Ebcedi delil kabul eden tefsir, fıkıh, hadis alimleri var mıdır? Bu hesap Peygamberimiz zamanında kullanılmış mıdır?
Değerli Kardeşimiz;
Kur’an Açısından Ebced ve Cifir İlmi
Kur'an-ı Kerim'de ebced ve cifir ilmi, haram ve helal noktasından, sarih ve zahir bir şekilde zikredilmemiştir. Ama hadis-i şerifte varid olduğu gibi, her âyetin birer zâhir ve bâtın ve her zâhir ve bâtının birer had ve muttalaı ve her had ve muttalaın çok şücun ve gusunu vardır. (İbni Hibban, Sahih 1:146; el-Münavî, Feyzü'l-Kadîr, 3:54.) Bu hadisten de anlaşılacağı üzere, her mesele Kur'an'da sarih ve zahir bir şekilde ifade edilmemiştir. Bazıları remzi, bazıları hafi, bazıları işari, bazıları da sarih ve zahir olarak beyan edilmiştir. Biz kalkıp sadece sarih ve zahiri ölçü alıp diğer ince ve latif manalarını inkar edersek, bu, Kur'an ve sünnetin ruhuna ve özüne aykırı olur. Aynı zamanda İslami ilimlerin ekserisini de inkar etmemiz gerekir. Zira çok ilimlerin meseleleri zahirperestlerin zannettiği gibi sarih ve zahir olarak Kur'an ve Hadis'te geçmiyor.
Diğer bir husus; Kur'an, insanlık için mutlak zarar olan şeyleri sarih ve zahir olarak haram kılmıştır. Sihir, büyü, kumar, fal gibi şeyler sarih ve zahir olarak men edilmiştir. Ama ebced ve cifir ilmi o dönemde bilinmesine karşın, hakkında bir hüküm verilmemiştir. Üstelik ebced ve cifir ilmini Yahudilerin Müslümanlar aleyhinde kullanmasına rağmen. Demek kemale ulaşmış Kur'an, açıkça ebced ve cifir ilmini men etmedi ise, helal olduğu sabit olur.

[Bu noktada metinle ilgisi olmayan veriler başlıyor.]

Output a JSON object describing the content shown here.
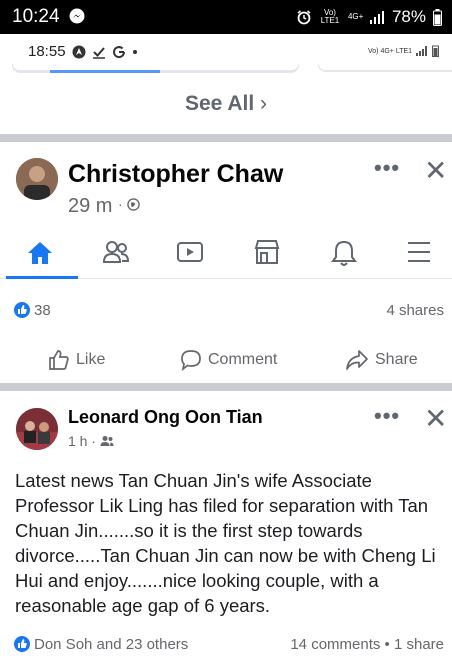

Ebced ve Cifir ilmini, belki Kur'an ve Sünnetin sarih ve zahirinde göstermek mümkün olmayabilir; ama remzi ve işari yönünde istihrac ve istinbat etmek pekala mümkündür ve caizdir. Bununla ilgili Abdulkadir Badıllı’nın çalışmasından birkaç örnek verelim.
Birincisi: Kur'an-ı Hakîm'de, Rabb-i izzet bütün haşmet ve heybetiyle (En'am, 6/59) yani "Yaş ve kuru ne ki varsa mutlaka Kitab-ı Mübîn'de mevcuddur." diye ferman ediyor.
O halde ve elbette Cifir ve Ebced ilminin esasları da Kur'an'ın işarı ve remzî mânalarının perdeleri altında bulunmaktadır denilse herhalde hata olmaz. Çünki "Kitab-ı Mübîn" bir kavle göre Levh-i Mahfuz, diğer kavle göre Kur'an-ı Kerim'dir. Hakikatta her iki kavlin neticesi de aynı kapıya çıkar. Diyelim Kitab-ı Mübin'i biz Kur'an değil de sadece Levh-i Mahfuz kabul ettik. O durumda, Levh-i Mahfuz'da Kur'an dahi mevcud olduğundan yine netice bir olur.
Hem "... Biz (Allah Teâlâ) hiçbir şeyi bırakmadık, illâ onu Kitab'da yazmışız..." (En'am, 6/38) Şimdi bu âyetteki "Kitab" lâfzı da yine ya Kur'an'dır, yahutta Levh-i Mahfuz'dur. Netice olarak üstteki âyetin aynı mânasındadır.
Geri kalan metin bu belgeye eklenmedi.